Céline Tran : La société a toujours été demandeuse de ce genre de contenu. D'autre part, elle est nourrie quotidiennement par des images véhiculées par les médias jouant la surenchère. « Cinquante nuances de Grey » en est le parfait exemple. La littérature érotique comporte des œuvres de toutes sortes et, pour certaines, de grande qualité. Sur un plan littéraire, « Cinquante nuances de Grey » ne les surpasse probablement pas. Pas même sur le type de pratiques sexuelles qui y sont décrites. Sa véritable puissance érotique réside surtout dans le fantasme généré par le buzz. La presse a exploité le thème d'une sexualité sulfureuse mettant la femme au centre.

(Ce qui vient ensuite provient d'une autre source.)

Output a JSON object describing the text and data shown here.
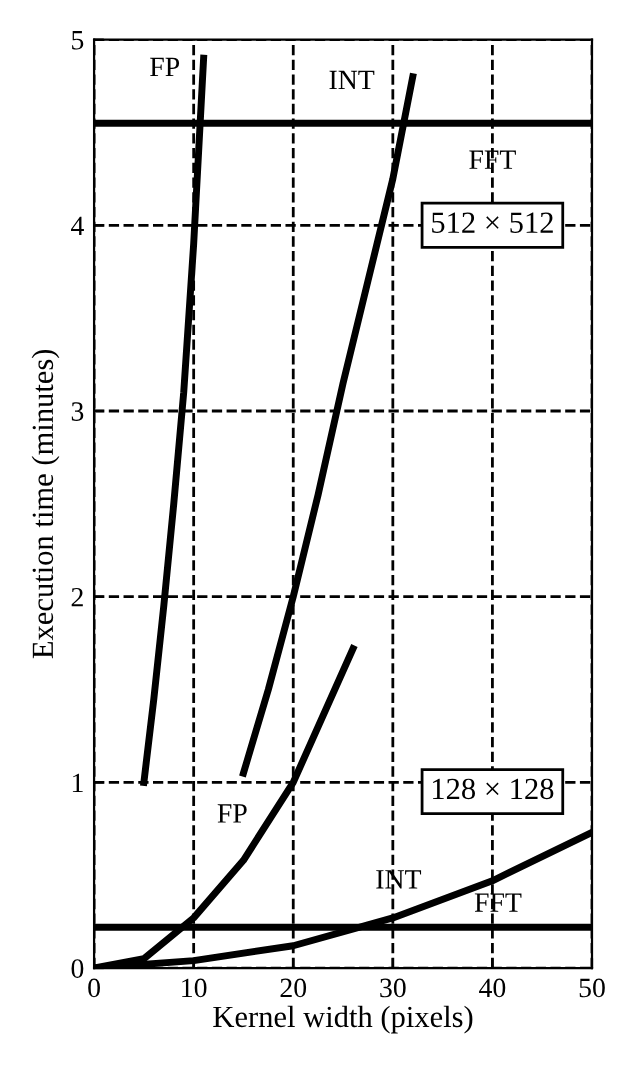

Voilà une formule idéale pour vendre. C'est aussi le cas des séries qui montrent de plus en plus de scènes torrides où même les hommes se mettent à nu. L'image érotique a toujours été un ingrédient marketing.

BLASTING NEWS. La société est-elle simplement plus ouverte qu'avant ?

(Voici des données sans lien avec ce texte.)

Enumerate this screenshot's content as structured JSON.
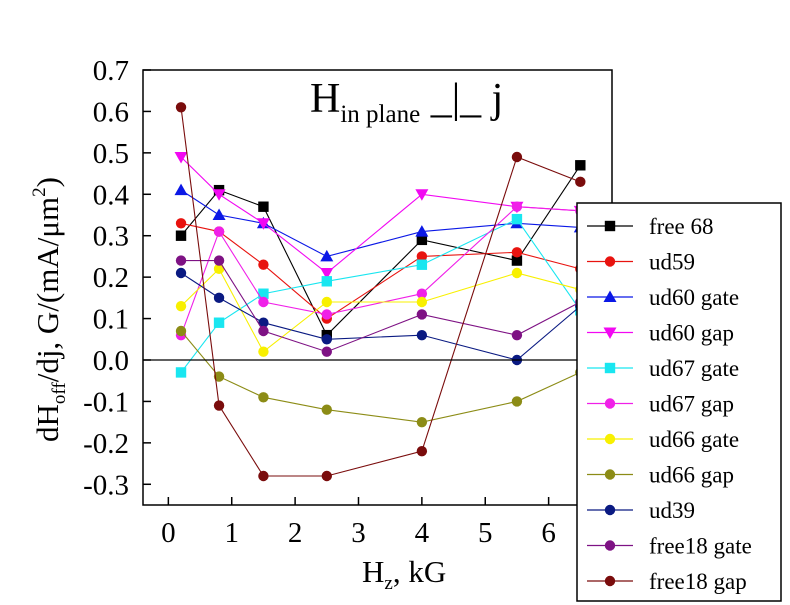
{
  "chart_data": {
    "type": "line",
    "xlabel": {
      "main": "H",
      "sub": "z",
      "tail": ", kG"
    },
    "ylabel": {
      "part1": "dH",
      "sub1": "off",
      "part2": "/dj, G/(mA/μm",
      "sup": "2",
      "part3": ")"
    },
    "title": {
      "main": "H",
      "sub": "in plane",
      "tail": " _|_ j"
    },
    "xlim": [
      -0.4,
      7.0
    ],
    "ylim": [
      -0.35,
      0.7
    ],
    "x_ticks": [
      0,
      1,
      2,
      3,
      4,
      5,
      6
    ],
    "x_tick_labels": [
      "0",
      "1",
      "2",
      "3",
      "4",
      "5",
      "6"
    ],
    "y_ticks": [
      -0.3,
      -0.2,
      -0.1,
      0.0,
      0.1,
      0.2,
      0.3,
      0.4,
      0.5,
      0.6,
      0.7
    ],
    "y_tick_labels": [
      "-0.3",
      "-0.2",
      "-0.1",
      "0.0",
      "0.1",
      "0.2",
      "0.3",
      "0.4",
      "0.5",
      "0.6",
      "0.7"
    ],
    "zero_line": true,
    "grid": false,
    "legend_position": "right",
    "series": [
      {
        "name": "free 68",
        "color": "#000000",
        "marker": "square",
        "points": [
          [
            0.2,
            0.3
          ],
          [
            0.8,
            0.41
          ],
          [
            1.5,
            0.37
          ],
          [
            2.5,
            0.06
          ],
          [
            4.0,
            0.29
          ],
          [
            5.5,
            0.24
          ],
          [
            6.5,
            0.47
          ]
        ]
      },
      {
        "name": "ud59",
        "color": "#e8130f",
        "marker": "circle",
        "points": [
          [
            0.2,
            0.33
          ],
          [
            0.8,
            0.31
          ],
          [
            1.5,
            0.23
          ],
          [
            2.5,
            0.1
          ],
          [
            4.0,
            0.25
          ],
          [
            5.5,
            0.26
          ],
          [
            6.5,
            0.22
          ]
        ]
      },
      {
        "name": "ud60 gate",
        "color": "#0b18e6",
        "marker": "triangle-up",
        "points": [
          [
            0.2,
            0.41
          ],
          [
            0.8,
            0.35
          ],
          [
            1.5,
            0.33
          ],
          [
            2.5,
            0.25
          ],
          [
            4.0,
            0.31
          ],
          [
            5.5,
            0.33
          ],
          [
            6.5,
            0.32
          ]
        ]
      },
      {
        "name": "ud60 gap",
        "color": "#f208f2",
        "marker": "triangle-down",
        "points": [
          [
            0.2,
            0.49
          ],
          [
            0.8,
            0.4
          ],
          [
            1.5,
            0.33
          ],
          [
            2.5,
            0.21
          ],
          [
            4.0,
            0.4
          ],
          [
            5.5,
            0.37
          ],
          [
            6.5,
            0.36
          ]
        ]
      },
      {
        "name": "ud67 gate",
        "color": "#19e6f0",
        "marker": "square",
        "points": [
          [
            0.2,
            -0.03
          ],
          [
            0.8,
            0.09
          ],
          [
            1.5,
            0.16
          ],
          [
            2.5,
            0.19
          ],
          [
            4.0,
            0.23
          ],
          [
            5.5,
            0.34
          ],
          [
            6.5,
            0.12
          ]
        ]
      },
      {
        "name": "ud67 gap",
        "color": "#f020e8",
        "marker": "circle",
        "points": [
          [
            0.2,
            0.06
          ],
          [
            0.8,
            0.31
          ],
          [
            1.5,
            0.14
          ],
          [
            2.5,
            0.11
          ],
          [
            4.0,
            0.16
          ],
          [
            5.5,
            0.37
          ],
          [
            6.5,
            0.36
          ]
        ]
      },
      {
        "name": "ud66 gate",
        "color": "#f8f000",
        "marker": "circle",
        "points": [
          [
            0.2,
            0.13
          ],
          [
            0.8,
            0.22
          ],
          [
            1.5,
            0.02
          ],
          [
            2.5,
            0.14
          ],
          [
            4.0,
            0.14
          ],
          [
            5.5,
            0.21
          ],
          [
            6.5,
            0.17
          ]
        ]
      },
      {
        "name": "ud66 gap",
        "color": "#8c8c16",
        "marker": "circle",
        "points": [
          [
            0.2,
            0.07
          ],
          [
            0.8,
            -0.04
          ],
          [
            1.5,
            -0.09
          ],
          [
            2.5,
            -0.12
          ],
          [
            4.0,
            -0.15
          ],
          [
            5.5,
            -0.1
          ],
          [
            6.5,
            -0.03
          ]
        ]
      },
      {
        "name": "ud39",
        "color": "#0a1a82",
        "marker": "circle",
        "points": [
          [
            0.2,
            0.21
          ],
          [
            0.8,
            0.15
          ],
          [
            1.5,
            0.09
          ],
          [
            2.5,
            0.05
          ],
          [
            4.0,
            0.06
          ],
          [
            5.5,
            0.0
          ],
          [
            6.5,
            0.13
          ]
        ]
      },
      {
        "name": "free18 gate",
        "color": "#7e1284",
        "marker": "circle",
        "points": [
          [
            0.2,
            0.24
          ],
          [
            0.8,
            0.24
          ],
          [
            1.5,
            0.07
          ],
          [
            2.5,
            0.02
          ],
          [
            4.0,
            0.11
          ],
          [
            5.5,
            0.06
          ],
          [
            6.5,
            0.14
          ]
        ]
      },
      {
        "name": "free18 gap",
        "color": "#7a0c0c",
        "marker": "circle",
        "points": [
          [
            0.2,
            0.61
          ],
          [
            0.8,
            -0.11
          ],
          [
            1.5,
            -0.28
          ],
          [
            2.5,
            -0.28
          ],
          [
            4.0,
            -0.22
          ],
          [
            5.5,
            0.49
          ],
          [
            6.5,
            0.43
          ]
        ]
      }
    ]
  }
}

Céline Tran : Je ne pense pas qu'elle soit plus ouverte. Être voyeur ne signifie pas forcément être ouvert d'esprit. Je pense que la société se réjouit simplement de pouvoir se rincer l'œil de manière décomplexée. De même, être pour une forme de censure ne signifie pas pour autant être fermé. À vrai dire, on peut très bien parler de sexualité sans montrer des images explicites. Les séquences dites « érotiques » de nombreux films et séries télé n'ont pas pour unique vocation d'exciter. Elles peuvent avoir beaucoup plus de sens.

BLASTING NEWS. Pourquoi les œuvres effleurant le thème du sadomasochisme fonctionnent si bien ?

Céline Tran : Les rapports de force sont la clé de la tension érotique. Dans une société où la femme est devenue forte et indépendante, il est jouissif de s'autoriser une sexualité qui rétablisse une hiérarchie forte. Mais cette fois-ci dans le cadre d'un jeu. Ça permet de se soulager de toute culpabilité. Il y a dans ce jeu du dominant et du dominé quelque chose d'extrêmement libérateur. Il s'agit de lâcher prise, c'est un « abandon contrôlé » qui implique un rapport de confiance totale. Et le fait de repousser ses limites sans se faire juger répond parfaitement aux frustrations du quotidien. Enfin, il y a toute l'esthétique décadente et fétichiste qui, lorsqu'elle ne tombe pas dans le glauque ou le kitsch, peut parvenir à créer un savant mélange entre violence et sophistication, entre mystère et initiation.

BLASTING NEWS. Vous avez tourné la page du X, que faites-vous désormais ? 

Céline Tran : Je viens de terminer le tome #2 de ma BD Heartbreaker (Doggybags #6) chez Ankama qui sortira courant 2015. Et je prépare la suite de ma carrière dans le #Cinéma. Un peu plus habillée cette fois-ci!